Date: Fri, 20 Mar 2020 13:35:03 +0100
Subject: [PATCH] Fix Poly(A)-trimming rule

In labkey_to_snakemake.py fixed the parameters so that there is 3p as well 5p polya
feature for every mate, which can be matched to the -a -g -A and -G options of cutadapt
depending on which is the sense or antisense mate the appropriate variable is populated
and the rest of variables are filled with 'XXXXXXXXXXXX' which leads to no trimming by
cutadapt. The poly-A trimming rules are fixed to contain all -a -g -A -G options.
---
 pipeline_documentation.md                     | 33 +++++++------------
 scripts/labkey_to_snakemake.py                | 23 ++++++++-----
 tests/input_files/samples.tsv                 |  6 ++--
 .../expected_output.md5                       | 20 +++++------
 tests/test_integration_workflow/test.local.sh |  2 +-
 .../expected_output.md5                       |  2 +-
 .../expected_output.md5                       |  2 +-
 .../test.sh                                   |  1 +
 workflow/rules/paired_end.snakefile.smk       | 10 ++++--
 workflow/rules/single_end.snakefile.smk       |  5 ++-
 10 files changed, 56 insertions(+), 48 deletions(-)

diff --git a/pipeline_documentation.md b/pipeline_documentation.md
index 41bc095..3774eb0 100644
--- a/pipeline_documentation.md
+++ b/pipeline_documentation.md
@@ -39,7 +39,7 @@ This document describes the individual rules of the pipeline for information pur
 ## Detailed description of steps
 The pipeline consists of three snakefiles: A main Snakefile and an individual Snakefile for each sequencing mode (single-end and paired-end), as parameters to individual tools differ between the sequencing modes. The main Snakefile contains some general rules for the creation of indices, rules that are applicable to both sequencing modes, and rules that deal with summary steps and combining results across samples of the run.     
 Individual rules of the pipeline are described briefly, and links to the respective software manuals are given. If parameters can be influenced by the user (via the samples table) they are also described.
-Description of paired- and single-end rules are combined, only differences are highlighted.
+Description of paired and single-end rules are combined, only differences are highlighted.
 
 
 ### General
@@ -74,9 +74,10 @@ soft_clip | "Local": standard local alignment with soft-clipping allowed. "EndTo
 pass_mode | "None": 1-pass mapping; "Basic": basic 2-pass mapping, with all 1st pass junctions inserted into the genome indices on the fly; for star mapping (type=STRING)
 libtype | "A": automatically infer.
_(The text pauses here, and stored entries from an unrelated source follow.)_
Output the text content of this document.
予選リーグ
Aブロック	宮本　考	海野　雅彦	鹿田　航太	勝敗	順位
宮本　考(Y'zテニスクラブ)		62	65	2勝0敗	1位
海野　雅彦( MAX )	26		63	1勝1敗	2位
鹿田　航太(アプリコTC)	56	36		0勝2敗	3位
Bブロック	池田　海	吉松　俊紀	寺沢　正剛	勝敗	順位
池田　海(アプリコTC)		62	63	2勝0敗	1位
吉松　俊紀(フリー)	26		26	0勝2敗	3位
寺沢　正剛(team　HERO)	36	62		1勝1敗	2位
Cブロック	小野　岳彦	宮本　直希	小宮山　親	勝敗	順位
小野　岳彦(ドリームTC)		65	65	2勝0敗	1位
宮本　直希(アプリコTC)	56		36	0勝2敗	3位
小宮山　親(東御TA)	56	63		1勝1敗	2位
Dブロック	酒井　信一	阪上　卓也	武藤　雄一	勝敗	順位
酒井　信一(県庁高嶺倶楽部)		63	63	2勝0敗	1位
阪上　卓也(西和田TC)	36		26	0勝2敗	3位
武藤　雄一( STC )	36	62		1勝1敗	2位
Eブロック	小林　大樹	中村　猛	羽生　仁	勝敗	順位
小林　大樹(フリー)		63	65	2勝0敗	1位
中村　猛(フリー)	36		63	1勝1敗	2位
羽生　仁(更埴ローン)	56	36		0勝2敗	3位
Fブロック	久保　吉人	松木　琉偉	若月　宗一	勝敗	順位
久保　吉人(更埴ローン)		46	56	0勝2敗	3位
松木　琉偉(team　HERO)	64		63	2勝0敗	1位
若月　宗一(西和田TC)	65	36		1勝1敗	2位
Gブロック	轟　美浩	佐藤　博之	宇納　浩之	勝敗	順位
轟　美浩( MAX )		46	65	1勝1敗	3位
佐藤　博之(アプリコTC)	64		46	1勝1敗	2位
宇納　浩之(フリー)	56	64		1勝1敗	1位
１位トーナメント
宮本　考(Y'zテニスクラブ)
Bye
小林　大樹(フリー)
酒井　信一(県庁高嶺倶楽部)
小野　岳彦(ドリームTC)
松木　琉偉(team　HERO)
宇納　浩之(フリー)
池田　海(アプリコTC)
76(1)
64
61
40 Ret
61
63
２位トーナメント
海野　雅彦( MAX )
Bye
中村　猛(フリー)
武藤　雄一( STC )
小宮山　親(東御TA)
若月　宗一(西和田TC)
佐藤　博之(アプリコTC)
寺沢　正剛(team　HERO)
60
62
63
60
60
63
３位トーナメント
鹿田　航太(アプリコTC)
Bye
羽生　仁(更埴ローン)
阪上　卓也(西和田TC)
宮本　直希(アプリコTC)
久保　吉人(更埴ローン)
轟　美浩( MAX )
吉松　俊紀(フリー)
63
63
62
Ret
For more info see [salmon manual](https://salmon.readthedocs.io/en/latest/salmon.html) (type=STRING)
 kallisto_directionality | "--fr-stranded":Strand specific reads, first read forward. "--rf-stranded": Strand specific reads, first read reverse; for kallisto (type=STRING)
-fq1_polya | stretch of As or Ts, depending on read orientation; for cutadapt (type=STRING)
-fq2_polya | stretch of As or Ts, depending on read orientation; for cutadapt (type=STRING)
-
+fq1_polya3p | stretch of As or Ts, depending on read orientation, trimmed from the 3' end of the read; for cutadapt (type=STRING)
+fq1_polya5p | stretch of As or Ts, depending on read orientation, trimmed from the 5' end of the read; for cutadapt (type=STRING)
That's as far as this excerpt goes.